King was assigned male at birth but claims mentally she was born female, just in the wrong body. Before appearing on ANTM, she was featured on an MSNBC special entitled Born in the Wrong Body (similar to the documentary we watched in class that followed the four students’ transitions) in 2007.  She began her hormone therapy the summer of that year and completed sex reassignment surgery in early 2009.

During both of King’s cycles on the show, she found herself in the “double-bind” we discussed in class. When her fellow contestants found out about her gender identity, many of them were either offended or put off by her. In private interviews, the women made comments that it wasn’t fair for a trans person to be competing in a “female” competition, despite the fact that King does identify as a woman. One other contestant even said, “Isn’t this supposed to be a girl competition? How’d you even get through the door?” Some went so far as to verbally harass her during a shoot.

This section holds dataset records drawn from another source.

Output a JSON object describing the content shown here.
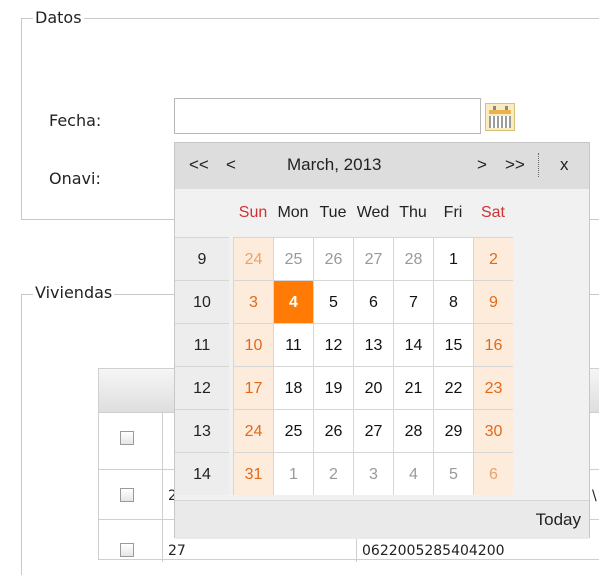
{
  "datos": {
    "legend": "Datos",
    "fecha_label": "Fecha:",
    "fecha_value": "",
    "onavi_label": "Onavi:"
  },
  "viviendas": {
    "legend": "Viviendas"
  },
  "table_fragments": {
    "row1_left": "2",
    "row1_right": "\\",
    "row2_left": "27",
    "row2_right": "0622005285404200"
  },
  "calendar": {
    "nav": {
      "prev_year": "<<",
      "prev_month": "<",
      "month_title": "March, 2013",
      "next_month": ">",
      "next_year": ">>",
      "close": "x"
    },
    "day_names": [
      "Sun",
      "Mon",
      "Tue",
      "Wed",
      "Thu",
      "Fri",
      "Sat"
    ],
    "weeks": [
      {
        "wk": "9",
        "days": [
          "24",
          "25",
          "26",
          "27",
          "28",
          "1",
          "2"
        ]
      },
      {
        "wk": "10",
        "days": [
          "3",
          "4",
          "5",
          "6",
          "7",
          "8",
          "9"
        ]
      },
      {
        "wk": "11",
        "days": [
          "10",
          "11",
          "12",
          "13",
          "14",
          "15",
          "16"
        ]
      },
      {
        "wk": "12",
        "days": [
          "17",
          "18",
          "19",
          "20",
          "21",
          "22",
          "23"
        ]
      },
      {
        "wk": "13",
        "days": [
          "24",
          "25",
          "26",
          "27",
          "28",
          "29",
          "30"
        ]
      },
      {
        "wk": "14",
        "days": [
          "31",
          "1",
          "2",
          "3",
          "4",
          "5",
          "6"
        ]
      }
    ],
    "selected": "4",
    "today_label": "Today"
  }
}
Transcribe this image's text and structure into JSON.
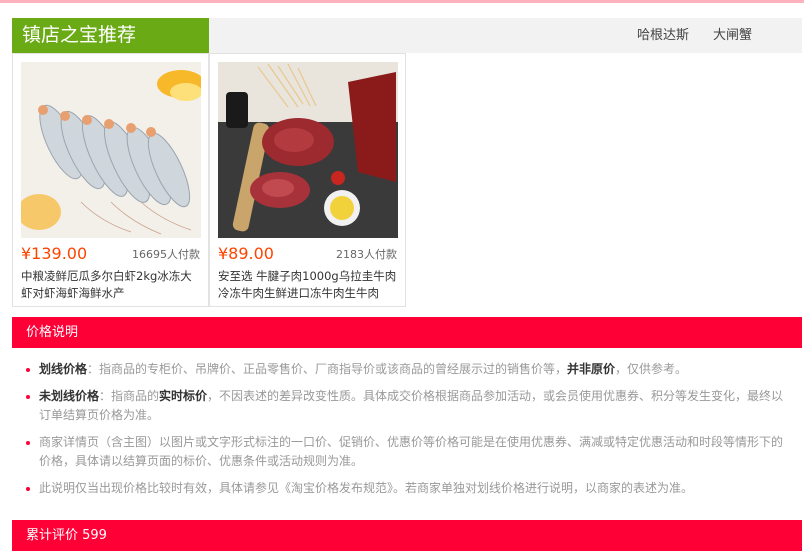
{
  "header": {
    "title": "镇店之宝推荐",
    "tabs": [
      "哈根达斯",
      "大闸蟹"
    ]
  },
  "products": [
    {
      "price": "¥139.00",
      "sold": "16695人付款",
      "title": "中粮凌鲜厄瓜多尔白虾2kg冰冻大虾对虾海虾海鲜水产",
      "image_icon": "shrimp-photo"
    },
    {
      "price": "¥89.00",
      "sold": "2183人付款",
      "title": "安至选 牛腱子肉1000g乌拉圭牛肉冷冻牛肉生鲜进口冻牛肉生牛肉",
      "image_icon": "beef-photo"
    }
  ],
  "price_info": {
    "title": "价格说明",
    "items": [
      {
        "term": "划线价格",
        "text_a": "：指商品的专柜价、吊牌价、正品零售价、厂商指导价或该商品的曾经展示过的销售价等，",
        "strong": "并非原价",
        "text_b": "，仅供参考。"
      },
      {
        "term": "未划线价格",
        "text_a": "：指商品的",
        "strong": "实时标价",
        "text_b": "，不因表述的差异改变性质。具体成交价格根据商品参加活动，或会员使用优惠券、积分等发生变化，最终以订单结算页价格为准。"
      },
      {
        "text": "商家详情页（含主图）以图片或文字形式标注的一口价、促销价、优惠价等价格可能是在使用优惠券、满减或特定优惠活动和时段等情形下的价格，具体请以结算页面的标价、优惠条件或活动规则为准。"
      },
      {
        "text": "此说明仅当出现价格比较时有效，具体请参见《淘宝价格发布规范》。若商家单独对划线价格进行说明，以商家的表述为准。"
      }
    ]
  },
  "reviews": {
    "title": "累计评价 599"
  },
  "colors": {
    "header_green": "#6aaa15",
    "accent_red": "#ff0036",
    "price_orange": "#ff4400"
  }
}
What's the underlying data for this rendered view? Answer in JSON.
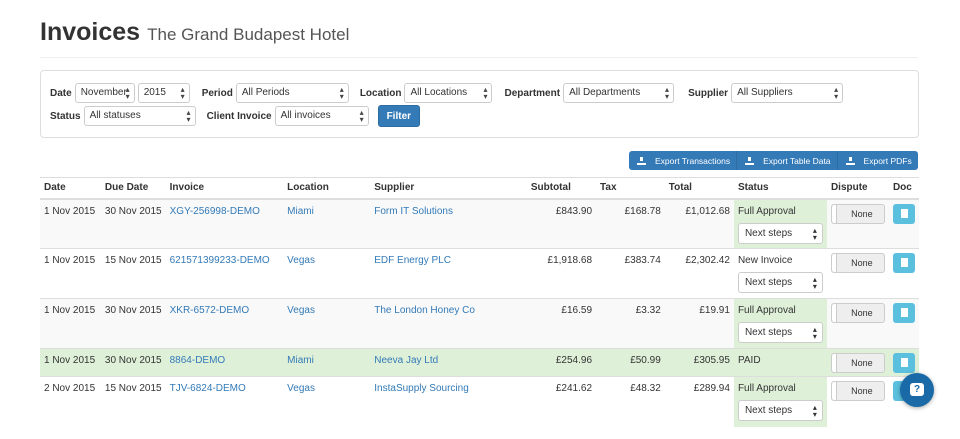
{
  "header": {
    "title": "Invoices",
    "subtitle": "The Grand Budapest Hotel"
  },
  "filters": {
    "date_label": "Date",
    "month": "November",
    "year": "2015",
    "period_label": "Period",
    "period": "All Periods",
    "location_label": "Location",
    "location": "All Locations",
    "department_label": "Department",
    "department": "All Departments",
    "supplier_label": "Supplier",
    "supplier": "All Suppliers",
    "status_label": "Status",
    "status": "All statuses",
    "client_invoice_label": "Client Invoice",
    "client_invoice": "All invoices",
    "filter_button": "Filter"
  },
  "exports": {
    "transactions": "Export Transactions",
    "table_data": "Export Table Data",
    "pdfs": "Export PDFs"
  },
  "table": {
    "columns": [
      "Date",
      "Due Date",
      "Invoice",
      "Location",
      "Supplier",
      "Subtotal",
      "Tax",
      "Total",
      "Status",
      "Dispute",
      "Doc"
    ],
    "next_steps": "Next steps",
    "dispute": "None",
    "rows": [
      {
        "date": "1 Nov 2015",
        "due": "30 Nov 2015",
        "invoice": "XGY-256998-DEMO",
        "location": "Miami",
        "supplier": "Form IT Solutions",
        "subtotal": "£843.90",
        "tax": "£168.78",
        "total": "£1,012.68",
        "status": "Full Approval"
      },
      {
        "date": "1 Nov 2015",
        "due": "15 Nov 2015",
        "invoice": "621571399233-DEMO",
        "location": "Vegas",
        "supplier": "EDF Energy PLC",
        "subtotal": "£1,918.68",
        "tax": "£383.74",
        "total": "£2,302.42",
        "status": "New Invoice"
      },
      {
        "date": "1 Nov 2015",
        "due": "30 Nov 2015",
        "invoice": "XKR-6572-DEMO",
        "location": "Vegas",
        "supplier": "The London Honey Co",
        "subtotal": "£16.59",
        "tax": "£3.32",
        "total": "£19.91",
        "status": "Full Approval"
      },
      {
        "date": "1 Nov 2015",
        "due": "30 Nov 2015",
        "invoice": "8864-DEMO",
        "location": "Miami",
        "supplier": "Neeva Jay Ltd",
        "subtotal": "£254.96",
        "tax": "£50.99",
        "total": "£305.95",
        "status": "PAID"
      },
      {
        "date": "2 Nov 2015",
        "due": "15 Nov 2015",
        "invoice": "TJV-6824-DEMO",
        "location": "Vegas",
        "supplier": "InstaSupply Sourcing",
        "subtotal": "£241.62",
        "tax": "£48.32",
        "total": "£289.94",
        "status": "Full Approval"
      }
    ]
  },
  "colors": {
    "primary": "#337ab7",
    "info": "#5bc0de",
    "success_bg": "#dff0d8",
    "fab": "#1a6aa8"
  },
  "icons": {
    "export": "download-icon",
    "doc": "file-icon",
    "help": "chat-help-icon"
  }
}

From what I’ve watched of her current cycle, the attitude towards her has only slightly shifted to a more positive one. Her fellow contestants don’t make derogatory remarks to her outright, but in private interviews their comments are still very ignorant. In a particular challenge where the models were paired up for a shoot, King’s partner remarked in private that, “I need to deliver. Because how is it that they’re gonna have somebody who’s transgendered do a better job that the actual, real woman”.

Even though King’s gender presentation is female (in addition to physically being female as well now), her fellow contestants still see her as “pretending” to be a woman simply because she was born with male genetalia. King is a very public example of someone who has had to deal with the transgendered “double-bind” head on in her career and in her dealings with coworkers. While it’s incredibly inspirational to have her presence on a show that is so prominent and influential for young women, it’s also disheartening to see so many negative, uninformed views possibly overshadow that.

-Dayln Grossklaus (I would like this to count for my second blog post grade, please)


“Isis King.” Wikipedia, the Free Encyclopedia. 08 Oct. 2011. Web. 11 Oct. 2011. <http://en.wikipedia.org/wiki/Isis_King&gt;.

“Kristin Cavallari.” America’s Next Top Model. CW. 28 Sept. 2011. Television.

“The Notorious Fierce Fourteen.” America’s Next Top Model. CW. 03 Sept. 2008. Television.